Strategic management focuses on how an organization uses a strategic planning process to make decisions. All managerial actions must theoretically match an organization's central goals and department-level operational goals. Ethical issues in strategically managed organizations surface when managers make decisions to advance goals that have negative consequences.


One of the biggest problems a company could face in terms of corruption occurs when a manager or another powerful person uses a position of power to make deals that benefit himself while not benefiting the company or its stakeholders, including shareholders and workers.
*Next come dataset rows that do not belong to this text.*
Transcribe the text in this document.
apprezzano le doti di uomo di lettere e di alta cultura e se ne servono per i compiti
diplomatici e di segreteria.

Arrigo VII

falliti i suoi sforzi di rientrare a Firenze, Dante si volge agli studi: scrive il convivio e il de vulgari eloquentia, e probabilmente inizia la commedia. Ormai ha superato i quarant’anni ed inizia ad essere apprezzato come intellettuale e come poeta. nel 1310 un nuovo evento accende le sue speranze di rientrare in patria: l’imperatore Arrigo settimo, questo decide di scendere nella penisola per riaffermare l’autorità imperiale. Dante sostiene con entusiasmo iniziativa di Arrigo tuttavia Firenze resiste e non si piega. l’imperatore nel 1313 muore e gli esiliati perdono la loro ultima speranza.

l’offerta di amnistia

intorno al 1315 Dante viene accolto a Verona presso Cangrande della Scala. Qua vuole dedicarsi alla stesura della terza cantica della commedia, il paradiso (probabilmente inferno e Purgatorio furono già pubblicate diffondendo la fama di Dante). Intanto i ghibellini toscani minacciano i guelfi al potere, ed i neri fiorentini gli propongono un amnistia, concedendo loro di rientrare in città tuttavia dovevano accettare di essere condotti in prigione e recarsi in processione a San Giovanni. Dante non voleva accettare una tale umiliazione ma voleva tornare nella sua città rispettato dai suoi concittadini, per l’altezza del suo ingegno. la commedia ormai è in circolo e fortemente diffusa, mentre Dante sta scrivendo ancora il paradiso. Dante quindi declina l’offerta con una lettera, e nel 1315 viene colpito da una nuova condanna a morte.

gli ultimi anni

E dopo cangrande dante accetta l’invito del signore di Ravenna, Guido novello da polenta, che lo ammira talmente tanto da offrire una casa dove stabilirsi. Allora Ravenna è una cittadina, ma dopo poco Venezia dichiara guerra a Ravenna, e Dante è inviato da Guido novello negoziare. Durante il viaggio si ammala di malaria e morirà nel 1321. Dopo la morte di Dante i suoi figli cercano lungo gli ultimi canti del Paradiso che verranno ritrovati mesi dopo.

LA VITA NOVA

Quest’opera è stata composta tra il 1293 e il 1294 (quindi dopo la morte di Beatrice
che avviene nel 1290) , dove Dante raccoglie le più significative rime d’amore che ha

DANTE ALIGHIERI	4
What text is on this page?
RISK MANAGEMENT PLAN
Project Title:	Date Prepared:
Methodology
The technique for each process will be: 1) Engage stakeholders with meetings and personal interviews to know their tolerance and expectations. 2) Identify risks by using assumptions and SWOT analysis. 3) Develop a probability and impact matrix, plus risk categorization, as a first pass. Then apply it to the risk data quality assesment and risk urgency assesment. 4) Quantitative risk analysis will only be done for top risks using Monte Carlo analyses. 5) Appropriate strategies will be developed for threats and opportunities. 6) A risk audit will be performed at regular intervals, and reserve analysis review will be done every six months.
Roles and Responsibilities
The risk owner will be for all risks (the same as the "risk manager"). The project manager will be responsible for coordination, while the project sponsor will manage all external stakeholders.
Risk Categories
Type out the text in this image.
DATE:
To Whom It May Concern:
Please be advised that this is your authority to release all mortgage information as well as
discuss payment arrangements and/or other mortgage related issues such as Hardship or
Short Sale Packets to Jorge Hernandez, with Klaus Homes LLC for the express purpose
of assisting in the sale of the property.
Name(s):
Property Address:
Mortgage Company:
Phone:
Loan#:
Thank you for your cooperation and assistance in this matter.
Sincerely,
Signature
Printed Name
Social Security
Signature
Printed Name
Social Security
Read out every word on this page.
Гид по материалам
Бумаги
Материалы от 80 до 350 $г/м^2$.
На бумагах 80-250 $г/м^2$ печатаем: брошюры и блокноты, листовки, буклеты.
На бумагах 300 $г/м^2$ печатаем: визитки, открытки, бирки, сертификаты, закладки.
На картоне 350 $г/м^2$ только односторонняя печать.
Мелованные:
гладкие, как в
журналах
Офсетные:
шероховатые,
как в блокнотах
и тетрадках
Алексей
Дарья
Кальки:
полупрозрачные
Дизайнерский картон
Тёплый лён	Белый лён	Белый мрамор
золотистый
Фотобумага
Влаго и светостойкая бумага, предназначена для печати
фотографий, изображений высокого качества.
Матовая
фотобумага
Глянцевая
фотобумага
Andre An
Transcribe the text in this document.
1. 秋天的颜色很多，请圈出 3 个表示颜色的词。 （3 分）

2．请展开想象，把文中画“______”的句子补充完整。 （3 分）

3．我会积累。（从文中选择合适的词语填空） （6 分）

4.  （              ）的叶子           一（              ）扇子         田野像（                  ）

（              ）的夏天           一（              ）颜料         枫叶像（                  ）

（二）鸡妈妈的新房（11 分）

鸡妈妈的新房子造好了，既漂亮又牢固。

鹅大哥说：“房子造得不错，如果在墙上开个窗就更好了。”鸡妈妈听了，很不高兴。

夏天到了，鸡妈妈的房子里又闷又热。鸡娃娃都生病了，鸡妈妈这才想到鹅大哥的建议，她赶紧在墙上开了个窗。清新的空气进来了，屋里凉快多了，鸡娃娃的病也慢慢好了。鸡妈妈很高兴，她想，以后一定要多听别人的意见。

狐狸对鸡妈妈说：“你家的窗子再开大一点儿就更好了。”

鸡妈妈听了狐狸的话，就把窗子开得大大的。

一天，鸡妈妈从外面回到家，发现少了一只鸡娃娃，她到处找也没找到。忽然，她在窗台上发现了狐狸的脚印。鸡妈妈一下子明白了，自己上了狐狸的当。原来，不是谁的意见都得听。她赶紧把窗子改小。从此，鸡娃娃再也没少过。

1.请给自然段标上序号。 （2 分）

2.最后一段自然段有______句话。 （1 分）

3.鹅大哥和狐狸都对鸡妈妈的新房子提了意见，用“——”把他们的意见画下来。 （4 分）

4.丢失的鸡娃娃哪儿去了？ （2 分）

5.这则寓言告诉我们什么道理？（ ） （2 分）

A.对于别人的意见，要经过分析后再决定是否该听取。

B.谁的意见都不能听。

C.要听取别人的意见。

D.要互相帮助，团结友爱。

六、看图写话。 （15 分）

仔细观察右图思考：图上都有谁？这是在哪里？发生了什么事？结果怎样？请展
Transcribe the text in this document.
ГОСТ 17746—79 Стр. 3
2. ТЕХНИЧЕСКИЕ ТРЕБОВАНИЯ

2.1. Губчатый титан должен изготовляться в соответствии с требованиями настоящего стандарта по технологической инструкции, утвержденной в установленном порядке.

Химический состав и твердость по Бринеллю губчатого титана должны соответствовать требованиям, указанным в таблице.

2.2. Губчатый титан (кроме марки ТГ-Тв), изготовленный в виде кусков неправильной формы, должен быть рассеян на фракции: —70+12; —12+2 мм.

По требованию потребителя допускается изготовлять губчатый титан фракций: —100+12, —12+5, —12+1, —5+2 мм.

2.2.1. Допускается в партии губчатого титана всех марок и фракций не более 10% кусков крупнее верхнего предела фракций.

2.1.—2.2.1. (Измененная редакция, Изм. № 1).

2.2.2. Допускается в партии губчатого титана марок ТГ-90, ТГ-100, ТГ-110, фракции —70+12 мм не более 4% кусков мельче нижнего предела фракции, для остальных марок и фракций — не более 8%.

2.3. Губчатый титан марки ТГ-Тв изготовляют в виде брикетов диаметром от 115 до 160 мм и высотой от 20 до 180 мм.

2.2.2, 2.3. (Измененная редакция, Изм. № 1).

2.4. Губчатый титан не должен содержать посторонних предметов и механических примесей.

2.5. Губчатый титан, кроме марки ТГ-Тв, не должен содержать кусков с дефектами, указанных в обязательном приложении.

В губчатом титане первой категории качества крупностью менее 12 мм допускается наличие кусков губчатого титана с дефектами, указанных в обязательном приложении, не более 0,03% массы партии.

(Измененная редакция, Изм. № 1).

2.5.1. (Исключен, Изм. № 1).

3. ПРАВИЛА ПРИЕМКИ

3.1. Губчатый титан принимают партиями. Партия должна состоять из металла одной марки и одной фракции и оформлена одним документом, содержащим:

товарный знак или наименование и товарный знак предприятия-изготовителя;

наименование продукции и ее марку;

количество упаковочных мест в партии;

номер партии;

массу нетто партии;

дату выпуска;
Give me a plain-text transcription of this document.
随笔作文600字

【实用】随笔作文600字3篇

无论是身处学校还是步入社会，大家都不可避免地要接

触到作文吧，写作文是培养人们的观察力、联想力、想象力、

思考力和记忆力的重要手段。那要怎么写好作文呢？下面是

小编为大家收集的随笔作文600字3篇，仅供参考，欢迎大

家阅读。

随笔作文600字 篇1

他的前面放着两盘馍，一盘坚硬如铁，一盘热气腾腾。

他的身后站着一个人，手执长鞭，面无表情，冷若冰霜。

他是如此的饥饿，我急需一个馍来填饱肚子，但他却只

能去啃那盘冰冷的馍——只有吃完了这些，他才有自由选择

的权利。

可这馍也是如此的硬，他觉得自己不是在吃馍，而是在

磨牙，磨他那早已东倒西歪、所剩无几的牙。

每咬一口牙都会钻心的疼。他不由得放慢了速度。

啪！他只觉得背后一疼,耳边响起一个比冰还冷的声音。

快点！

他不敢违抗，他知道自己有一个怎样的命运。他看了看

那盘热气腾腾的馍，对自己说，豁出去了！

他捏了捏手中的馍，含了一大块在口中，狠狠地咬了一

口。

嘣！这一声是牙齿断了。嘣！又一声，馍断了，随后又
A company must define a code of ethics to hold all of its employees accountable for their decisions, including prohibiting them from using their business relationships, knowledge, equipment and other resources belonging to the company for personal financial gain.

Social Impact

A business strategy may call for finding the most cost-effective ways to produce goods for the company. For example, contracting out to factories in developing countries because labor and materials are cheaper could save tons of money for the company; however, the social impact for the company brand might not be worth it if workers are employed in sweatshops with very low wages and poor working environments. A company must consider the ethics of services it pays for inside and outside of the country to demonstrate its social responsibility.

Public Interest

Companies can develop and operate in such a large arena that the amount of resources they control makes them more powerful than a small or resource-poor country. In this way, the decisions of the company that seem to benefit one part of the company and be in the public interest and economic interest for one country might hurt the interests of another country. A company should study the impact of its business strategies across national borders and within regions and smaller communities to gauge whether they are in the public interest.

Environmental Impact

Companies also take actions that negatively affect the natural environment, such as pollution and natural resource exploitation, in one or more operational locations. A firm can make better decisions and protect the environment using standards of an environmental management system. This system might include standards shared by companies in the same industrial or commercial sector, including compliance with laws and regulations, studying health and safety effects of business practices and products, and working with the public and government agencies in an open way to comply with acceptable standards.